Remember: SWITCH-HF — Symptom, When, whIch changed, sCope, Half-intermittent, tried, Hypotheses (3+), Fastest test.

4. What five things should you do after fixing a bug?

Show answer 1. Write a regression test.
2. Document the root cause.
3. Improve observability (logging, metrics, alerts).
4. Remove misleading logs or dead code.
5. Ask: what would have made this easier to diagnose?

Remember: RIDOC — Regression test, Improve observability, Document root cause, Obsolete misleading code, Consider what would have helped diagnose faster.

5. Name five strategies for getting unstuck during debugging.

Show answer Take a break (diffuse thinking), pair with someone, timebox the rabbit hole, explain the bug out loud (rubber duck), and verify the code running is actually the code you changed (stale deploys, wrong branch).

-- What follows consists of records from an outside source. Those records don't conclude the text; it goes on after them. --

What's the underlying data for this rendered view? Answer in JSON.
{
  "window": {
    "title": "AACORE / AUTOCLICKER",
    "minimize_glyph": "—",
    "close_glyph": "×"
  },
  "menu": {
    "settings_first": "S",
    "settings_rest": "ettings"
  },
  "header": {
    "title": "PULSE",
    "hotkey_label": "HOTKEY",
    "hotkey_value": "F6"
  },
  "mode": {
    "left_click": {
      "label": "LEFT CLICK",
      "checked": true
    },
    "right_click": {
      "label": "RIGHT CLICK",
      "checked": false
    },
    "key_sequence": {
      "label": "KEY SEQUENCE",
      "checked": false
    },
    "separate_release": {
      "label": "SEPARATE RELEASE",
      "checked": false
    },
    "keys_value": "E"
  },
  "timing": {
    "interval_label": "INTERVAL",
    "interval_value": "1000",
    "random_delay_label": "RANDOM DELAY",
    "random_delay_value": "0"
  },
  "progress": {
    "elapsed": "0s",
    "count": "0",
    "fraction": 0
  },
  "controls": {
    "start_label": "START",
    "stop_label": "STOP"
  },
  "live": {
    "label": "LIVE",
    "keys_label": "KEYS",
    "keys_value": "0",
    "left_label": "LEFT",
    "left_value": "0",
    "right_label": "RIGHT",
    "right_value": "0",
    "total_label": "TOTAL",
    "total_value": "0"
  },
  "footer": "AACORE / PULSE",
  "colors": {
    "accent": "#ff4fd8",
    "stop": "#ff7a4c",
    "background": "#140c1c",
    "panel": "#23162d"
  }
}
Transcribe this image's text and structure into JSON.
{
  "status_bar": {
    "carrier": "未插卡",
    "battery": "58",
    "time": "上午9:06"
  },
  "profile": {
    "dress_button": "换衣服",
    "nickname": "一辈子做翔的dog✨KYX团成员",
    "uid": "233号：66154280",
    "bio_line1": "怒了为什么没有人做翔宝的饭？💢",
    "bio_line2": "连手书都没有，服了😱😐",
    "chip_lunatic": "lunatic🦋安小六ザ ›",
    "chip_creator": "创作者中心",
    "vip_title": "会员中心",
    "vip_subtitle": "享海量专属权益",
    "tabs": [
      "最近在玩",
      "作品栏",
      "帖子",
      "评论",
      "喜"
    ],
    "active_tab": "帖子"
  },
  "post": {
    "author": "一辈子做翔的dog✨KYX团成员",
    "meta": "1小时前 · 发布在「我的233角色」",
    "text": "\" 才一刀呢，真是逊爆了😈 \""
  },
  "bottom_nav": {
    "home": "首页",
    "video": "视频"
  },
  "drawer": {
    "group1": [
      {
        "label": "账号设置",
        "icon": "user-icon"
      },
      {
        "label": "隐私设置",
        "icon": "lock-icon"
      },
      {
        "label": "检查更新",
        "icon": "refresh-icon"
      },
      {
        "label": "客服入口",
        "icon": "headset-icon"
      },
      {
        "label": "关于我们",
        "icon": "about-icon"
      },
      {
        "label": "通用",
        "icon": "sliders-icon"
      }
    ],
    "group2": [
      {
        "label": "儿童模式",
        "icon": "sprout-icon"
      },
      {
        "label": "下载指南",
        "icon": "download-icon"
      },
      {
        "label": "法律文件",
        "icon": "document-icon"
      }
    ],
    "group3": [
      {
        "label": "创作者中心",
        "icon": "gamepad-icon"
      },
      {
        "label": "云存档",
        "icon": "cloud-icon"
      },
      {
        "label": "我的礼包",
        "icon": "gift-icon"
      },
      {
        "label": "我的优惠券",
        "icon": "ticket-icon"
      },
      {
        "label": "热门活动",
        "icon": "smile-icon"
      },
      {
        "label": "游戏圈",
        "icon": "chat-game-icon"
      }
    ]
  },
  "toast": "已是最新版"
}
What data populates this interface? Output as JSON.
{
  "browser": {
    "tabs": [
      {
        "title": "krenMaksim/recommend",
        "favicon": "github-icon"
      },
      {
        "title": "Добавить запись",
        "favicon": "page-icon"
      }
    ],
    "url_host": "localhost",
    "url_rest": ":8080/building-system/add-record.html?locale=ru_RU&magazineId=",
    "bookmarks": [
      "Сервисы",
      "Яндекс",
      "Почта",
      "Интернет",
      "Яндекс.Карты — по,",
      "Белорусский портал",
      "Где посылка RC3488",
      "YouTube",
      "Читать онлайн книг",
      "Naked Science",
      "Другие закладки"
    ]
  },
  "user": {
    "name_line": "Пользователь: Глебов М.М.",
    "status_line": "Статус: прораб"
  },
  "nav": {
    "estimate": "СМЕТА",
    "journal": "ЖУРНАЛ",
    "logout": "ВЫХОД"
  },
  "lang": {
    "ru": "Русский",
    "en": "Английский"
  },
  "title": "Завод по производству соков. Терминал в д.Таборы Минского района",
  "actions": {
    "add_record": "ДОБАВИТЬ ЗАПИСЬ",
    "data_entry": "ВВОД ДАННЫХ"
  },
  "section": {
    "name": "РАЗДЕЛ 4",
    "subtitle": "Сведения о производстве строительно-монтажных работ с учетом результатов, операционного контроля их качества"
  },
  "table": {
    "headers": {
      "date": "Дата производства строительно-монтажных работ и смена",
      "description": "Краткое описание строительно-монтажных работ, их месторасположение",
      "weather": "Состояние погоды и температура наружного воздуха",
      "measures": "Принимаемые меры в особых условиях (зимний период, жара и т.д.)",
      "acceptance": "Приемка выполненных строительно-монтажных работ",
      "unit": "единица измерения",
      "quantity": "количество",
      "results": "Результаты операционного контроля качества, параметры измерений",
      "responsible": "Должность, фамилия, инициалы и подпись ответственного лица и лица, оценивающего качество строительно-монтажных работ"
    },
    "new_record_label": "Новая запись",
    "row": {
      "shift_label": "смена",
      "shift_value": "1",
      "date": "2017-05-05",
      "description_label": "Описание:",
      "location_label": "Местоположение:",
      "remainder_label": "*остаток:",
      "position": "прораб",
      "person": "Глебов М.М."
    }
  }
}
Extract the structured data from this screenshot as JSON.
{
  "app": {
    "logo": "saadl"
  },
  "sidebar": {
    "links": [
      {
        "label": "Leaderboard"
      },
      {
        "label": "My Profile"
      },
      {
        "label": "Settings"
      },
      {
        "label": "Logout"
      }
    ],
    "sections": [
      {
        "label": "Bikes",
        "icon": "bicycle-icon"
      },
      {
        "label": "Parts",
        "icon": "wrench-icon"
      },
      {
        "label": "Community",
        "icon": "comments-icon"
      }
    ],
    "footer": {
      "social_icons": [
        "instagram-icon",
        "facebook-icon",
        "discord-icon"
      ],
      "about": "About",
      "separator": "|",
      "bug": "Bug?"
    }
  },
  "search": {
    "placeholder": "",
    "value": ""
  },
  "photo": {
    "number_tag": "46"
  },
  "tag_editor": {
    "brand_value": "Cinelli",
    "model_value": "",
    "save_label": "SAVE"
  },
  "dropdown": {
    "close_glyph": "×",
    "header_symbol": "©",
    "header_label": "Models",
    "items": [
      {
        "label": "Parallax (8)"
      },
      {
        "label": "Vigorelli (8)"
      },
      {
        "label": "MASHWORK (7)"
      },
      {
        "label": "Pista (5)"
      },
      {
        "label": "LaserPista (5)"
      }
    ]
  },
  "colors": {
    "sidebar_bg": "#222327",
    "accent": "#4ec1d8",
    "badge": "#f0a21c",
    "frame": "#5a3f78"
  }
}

Remember: BPTED — Break (rest), Pair (fresh eyes), Timebox (15 min), Explain (rubber duck), Deploy check (right code running?).

6. What are common debugging mistakes that Linux tools can prevent?

Show answer Reaching for application logs only (instead of OS-level data), assuming "slow" means CPU (could be disk or network), assuming "network issue" without packet capture, ignoring /proc, and restarting services before gathering evidence.

Remember: ALARM — App logs only, Latency assumed CPU, Assuming network, Restart before evidence, Missing /proc.

7. You need to strace a production service handling 10K requests/sec. What precautions do you take?

Show answer strace uses ptrace which stops the process on every traced syscall — at 10K req/s the overhead is severe. Precautions: (1) Filter aggressively with -e trace=network or -e trace=file to minimize intercepted calls. (2) Write to file with -o, never to terminal. (3) Limit duration to 10-30 seconds max. (4) Consider perf trace instead (kernel tracepoints, ~5x less overhead). (5) If possible, trace a single worker thread with -p rather than the whole process with -f.

Remember: strace overhead = ptrace per syscall x request rate. At 10K req/s severe slowdown. Always filter (-e), limit duration, prefer perf trace.